이 문서는 독자가 WebXR Device API 및 WebXR Augmented Reality Module 명세에 익숙하다고 가정합니다. 이 문서는 이들 위에 추가 기능을 제공하여 XRSessions에 기능을 더하기 때문입니다.

1.1. 용어

이 문서는 Augmented Reality를 나타내기 위해 AR, Virtual Reality를 나타내기 위해 VR이라는 약어를 사용합니다.

이 문서는 XR 장치에서 반환되거나 API 자체에서 반환되는 depth 정보를 포함하는 byte array를 가리킬 때 "depth buffer", "depth buffer data" 및 "depth data"와 같은 용어를 서로 바꿔 사용합니다. depth buffer의 구체적인 내용에 대한 자세한 정보는 명세의 data 및 texture entries에서 확인할 수 있습니다.

이 문서는 view의 왼쪽 위 모서리에 원점을 가지고, X축은 오른쪽으로 증가하며, Y축은 아래쪽으로 증가하는 coordinate system을 가리킬 때 normalized view coordinates라는 용어를 사용합니다.

2. 초기화

2.1. Feature descriptor

애플리케이션은 적절한 feature descriptor를 전달하여 XRSession에서 depth sensing이 활성화되도록 요청할 수 있습니다. 이 module은 depth sensing feature를 위한 새 valid feature descriptor로 새 문자열 depth-sensing을 도입합니다.
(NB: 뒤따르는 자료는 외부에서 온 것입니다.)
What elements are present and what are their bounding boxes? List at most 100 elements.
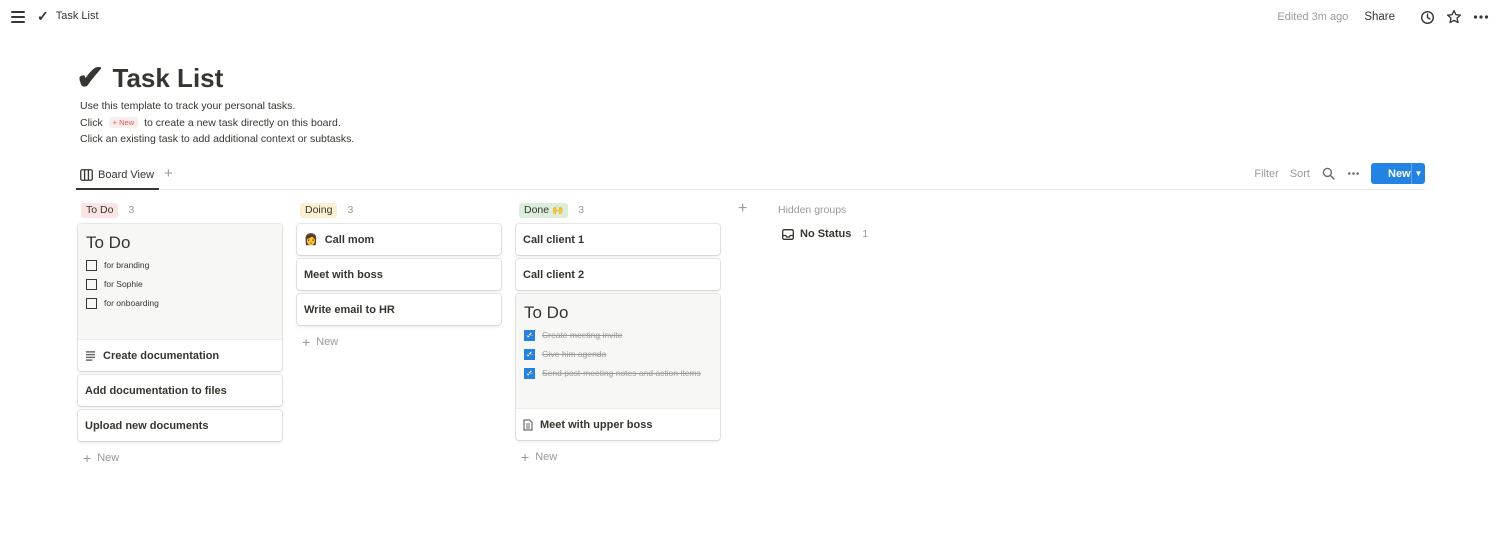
share-button[interactable]: Share <box>1364 11 1395 23</box>
check-icon: ✓ <box>37 8 49 24</box>
more-options-icon[interactable] <box>1472 8 1490 26</box>
document-icon <box>523 418 533 431</box>
sort-button[interactable]: Sort <box>1290 168 1310 180</box>
tab-board-view[interactable]: Board View <box>76 162 160 190</box>
column-count: 3 <box>128 204 135 216</box>
tab-label: Board View <box>98 169 155 181</box>
new-button[interactable]: New ▼ <box>1371 163 1425 184</box>
board-icon <box>80 169 93 181</box>
status-pill-label: Done <box>524 203 550 216</box>
add-view-icon[interactable]: + <box>164 166 173 182</box>
task-card[interactable]: Meet with boss <box>297 259 501 290</box>
todo-text: for onboarding <box>104 298 159 308</box>
card-title-row: Meet with boss <box>297 259 501 290</box>
task-card[interactable]: Write email to HR <box>297 294 501 325</box>
cover-title: To Do <box>86 233 131 252</box>
more-options-icon[interactable] <box>1346 167 1360 181</box>
description-text: to create a new task directly on this bo… <box>144 116 341 129</box>
new-button-label: New <box>1388 167 1411 180</box>
chevron-down-icon[interactable]: ▼ <box>1412 169 1425 178</box>
page-description: Use this template to track your personal… <box>80 98 354 148</box>
card-list: 👩 Call mom Meet with boss Write email to… <box>297 224 501 355</box>
top-bar: ✓ Task List Edited 3m ago Share <box>0 0 1500 36</box>
history-icon[interactable] <box>1418 8 1436 26</box>
raised-hands-icon: 🙌 <box>552 204 564 215</box>
description-text: Click <box>80 116 103 129</box>
card-title-row: Add documentation to files <box>78 375 282 406</box>
hidden-group-count: 1 <box>862 228 869 240</box>
column-header[interactable]: Done 🙌 3 <box>516 200 720 220</box>
todo-text: for Sophie <box>104 279 143 289</box>
card-title: Add documentation to files <box>85 384 227 397</box>
todo-item: ✓ Send post-meeting notes and action item… <box>524 367 712 379</box>
task-card[interactable]: To Do ✓ Create meeting invite ✓ Give him a… <box>516 294 720 440</box>
task-card[interactable]: Call client 1 <box>516 224 720 255</box>
checkbox <box>86 298 97 309</box>
top-bar-actions: Edited 3m ago Share <box>1277 8 1490 26</box>
breadcrumb[interactable]: ✓ Task List <box>37 9 99 23</box>
checked-checkbox-icon: ✓ <box>524 349 535 360</box>
todo-text: for branding <box>104 260 150 270</box>
status-pill: To Do <box>81 202 119 218</box>
todo-item: for branding <box>86 259 274 271</box>
sidebar-menu-icon[interactable] <box>9 8 27 26</box>
page-title: ✔ Task List <box>76 60 223 96</box>
card-title: Write email to HR <box>304 303 395 316</box>
card-cover: To Do for branding for Sophie for onboar… <box>78 224 282 340</box>
person-emoji-icon: 👩 <box>304 234 318 246</box>
card-title-row: Call client 1 <box>516 224 720 255</box>
card-cover: To Do ✓ Create meeting invite ✓ Give him a… <box>516 294 720 409</box>
card-title: Upload new documents <box>85 419 209 432</box>
card-title: Call mom <box>324 233 375 246</box>
filter-button[interactable]: Filter <box>1254 168 1278 180</box>
status-pill: Done 🙌 <box>519 202 569 218</box>
checked-checkbox-icon: ✓ <box>524 330 535 341</box>
column-header[interactable]: To Do 3 <box>78 200 282 220</box>
plus-icon: + <box>302 334 311 350</box>
hidden-group-no-status[interactable]: No Status 1 <box>782 228 868 240</box>
add-new-label: New <box>535 451 558 463</box>
check-icon[interactable]: ✔ <box>76 60 105 96</box>
task-card[interactable]: Upload new documents <box>78 410 282 441</box>
todo-item: for Sophie <box>86 278 274 290</box>
checkbox <box>86 279 97 290</box>
view-bar: Board View + Filter Sort New ▼ <box>76 162 1425 190</box>
column-done: Done 🙌 3 Call client 1 Call client 2 To … <box>516 200 720 470</box>
card-title: Meet with boss <box>304 268 383 281</box>
hidden-groups-label: Hidden groups <box>778 204 847 216</box>
card-title: Create documentation <box>103 349 220 362</box>
todo-item: ✓ Create meeting invite <box>524 329 712 341</box>
plus-icon: + <box>521 449 530 465</box>
breadcrumb-label: Task List <box>55 10 99 22</box>
task-card[interactable]: To Do for branding for Sophie for onboar… <box>78 224 282 371</box>
view-tools: Filter Sort New ▼ <box>1254 163 1425 184</box>
column-todo: To Do 3 To Do for branding for Sophie fo… <box>78 200 282 471</box>
column-doing: Doing 3 👩 Call mom Meet with boss Write … <box>297 200 501 355</box>
star-icon[interactable] <box>1445 8 1463 26</box>
task-card[interactable]: Call client 2 <box>516 259 720 290</box>
column-count: 3 <box>578 204 585 216</box>
add-group-icon[interactable]: + <box>738 200 747 218</box>
add-new-label: New <box>97 452 120 464</box>
add-new-card-button[interactable]: + New <box>78 445 282 471</box>
description-line: Click + New to create a new task directl… <box>80 115 354 132</box>
page-title-text[interactable]: Task List <box>113 60 224 96</box>
card-title: Meet with upper boss <box>540 418 653 431</box>
task-card[interactable]: 👩 Call mom <box>297 224 501 255</box>
cover-title: To Do <box>524 303 569 322</box>
add-new-card-button[interactable]: + New <box>516 444 720 470</box>
document-list-icon <box>85 351 96 361</box>
card-title-row: 👩 Call mom <box>297 224 501 255</box>
task-card[interactable]: Add documentation to files <box>78 375 282 406</box>
description-line: Use this template to track your personal… <box>80 100 296 112</box>
column-header[interactable]: Doing 3 <box>297 200 501 220</box>
add-new-card-button[interactable]: + New <box>297 329 501 355</box>
column-count: 3 <box>347 204 354 216</box>
inbox-icon <box>782 228 794 240</box>
todo-item: for onboarding <box>86 297 274 309</box>
card-title-row: Create documentation <box>78 340 282 371</box>
todo-item: ✓ Give him agenda <box>524 348 712 360</box>
search-icon[interactable] <box>1321 167 1335 181</box>
status-pill: Doing <box>300 202 338 218</box>
todo-text: Give him agenda <box>542 349 607 359</box>
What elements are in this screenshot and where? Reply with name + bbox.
장치가 capable of supporting depth sensing feature라고 할 수 있으려면, 장치가 native depth sensing capability를 노출해야 합니다. inline XR device는 depth sensing feature를 capable of supporting하는 것으로 취급해서는 안 됩니다.

Depth sensing feature는 feature policy의 적용을 받으며, 요청 문서의 origin에서 "xr-spatial-tracking" policy가 허용되어야 합니다.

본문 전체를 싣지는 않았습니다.